The price of cocoa in Ivory Coast is higher than that of Ghana fueling speculation of possibly smuggling of the commodity by Ghanaian farmers.
Though Ghana raised the producer price for 2022/2023 cocoa season by 21%, far higher than the nine percent in Ivory Coast, the price per bag in Ghana is GH₵800 which is GH₵50 lower than the GH₵850 per bag in Ivory Coast.
The sharp depreciation of the cedi this year is said to be the reason the price per bag is higher in Ivory Coast despite that country raising farmgate price by just nine per cent compared to the 21% increase by Ghana.
The Ghana cedi plunged nearly 40% versus the dollar since the beginning of the year.
900 CFA franc per bag in Ivory Coast
Ivory Coast was the first to raise its cocoa producer price per bag by nine per cent from 825 CFA franc to 900 CFA franc.
The cedi equivalent of the 900 CFA franc per bag of cocoa weighing 64 kilogramme gross is GH₵850.
The CFA franc is the common currency of the 14 African countries belonging to the Franc Zone.
A week later, Ghana raised the producer price of cocoa by 21% to GH₵800 per bag for the 2022/2023 season effective October 7, 2022.
GH₵12,800 per metric tonne
This translates into GH₵12,800 per metric tonne up from GH₵10,560 in the 201/2022 cocoa season.
The increase represents 89.99% of FoB price
The producer price represents 89.99% of the net Free on Board (FOB) value.
People have been illegally transporting, or smuggling, cocoa beans between Ivory Coast and neighboring Ghana for many years.
As long as buyers in Ivory Coast will pay more for Ghana’s higher-quality beans, the smuggling is likely to continue.
Cocoa smuggling between Ghana and Ivory Coast is quite common, with its direction shifting back and forth depending on the price difference between the two countries.
Economic woes have hurt farmers, who say basic operational costs, including the price of farm inputs such as fertilizer, chemicals have risen sharply some as high as 300%.
Under Ghanaian law, farmers are only allowed to sell their beans to purchasing clerks who act as intermediaries between them and Ghana Cocoa Board (COCOBOD).
$400 Living Income Differential
Ivory Coast and Ghana teamed up and agreed to sell cocoa with a living income premium of $400 a tonne added to the price, in a bid to reform the way global cocoa is priced.

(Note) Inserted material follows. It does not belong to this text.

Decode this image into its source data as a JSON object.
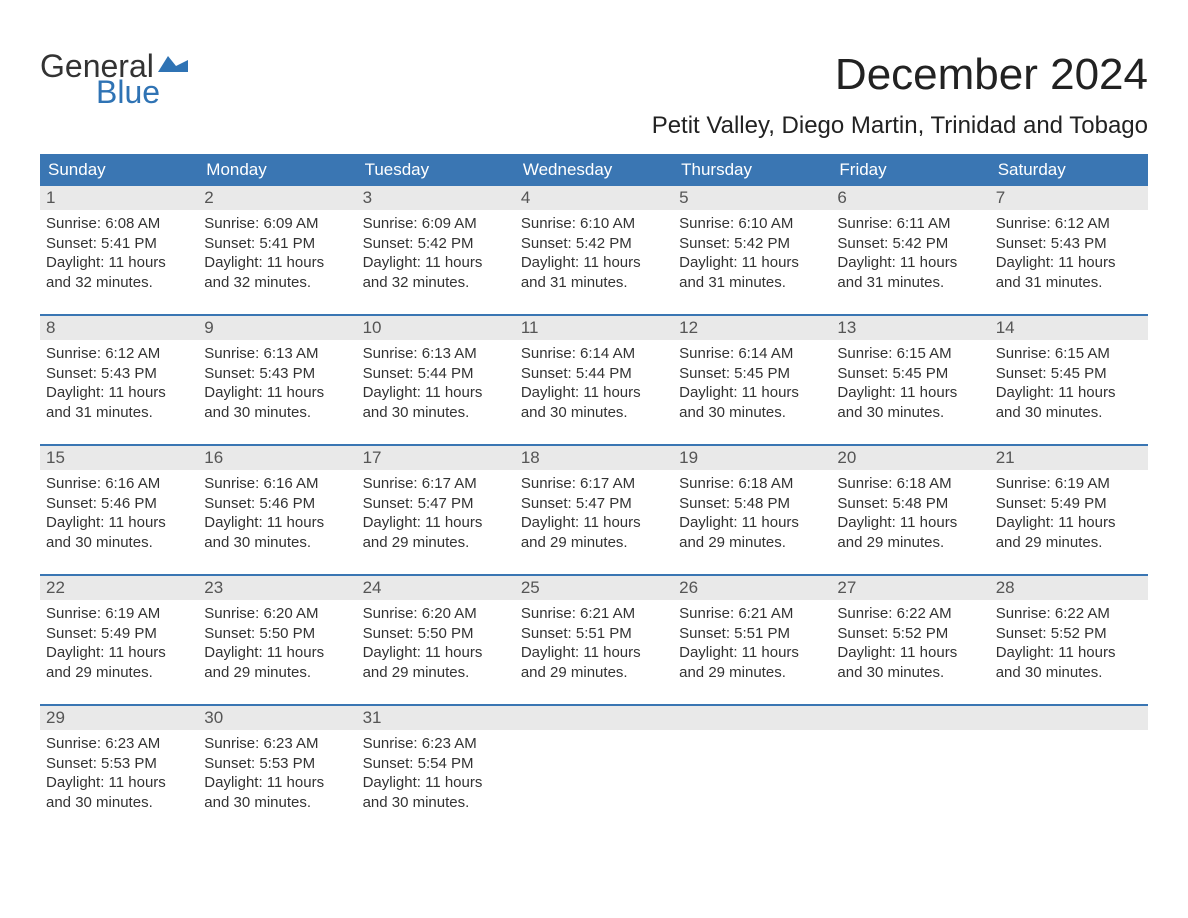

Forward sale of 80% of cocoa beans
Ghana and Ivory Coast, which account for about 60% of global cocoa output, typically sell about 80% of the main harvest before the beginning of every season, a system which allows it to lock in prices and set the minimum pay for farmers.
Two-cycle cocoa season in Ghana
The country operates a two-cycle cocoa season, consisting of the main crop, which is mainly exported to Europe at a premium, and a light crop harvest, which is discounted by around 20% to local grinders.
Over 2m small-scale farms in both countries
Over two million small-scale farms in Ivory Coast and Ghana produce nearly 60% of the world’s supply of cocoa.
Ghana, Ivory Coast get only $5.75bn out of $100bn chocolate market
While the two countries contributed to more than 60% of the world’s cocoa output, their total earning from the sale of cocoa beans amounted to a paltry $5.75 billion whereas the chocolate market was worth some $100 billion in that same year.
Ghana, Ivory Coast produce 60% of world’s cocoa
It means that the farmers whose toil and sweat produced 60% plus of the world’s cocoa earned 5.75% of the global value of their activity.
Nestlé’s annual sales dwarfs GDP of Ivory Coast and Ghana
According to the World Bank, Ivory Coast and Ghana have combined gross domestic product (GDP) of $69.3 billion, a figure dwarfed by Nestlé’s $90 billion in annual sales or a market cap of around $250 billion.
London and New York terminal markets
London and New York terminal markets, using mechanically programmed formulas, determine the price of cocoa.
Cocoa sector contributes 4.22% to GDP
The cocoa sector contributes 4.22% of gross domestic product (GDP), 30% of Ghana’s export earnings.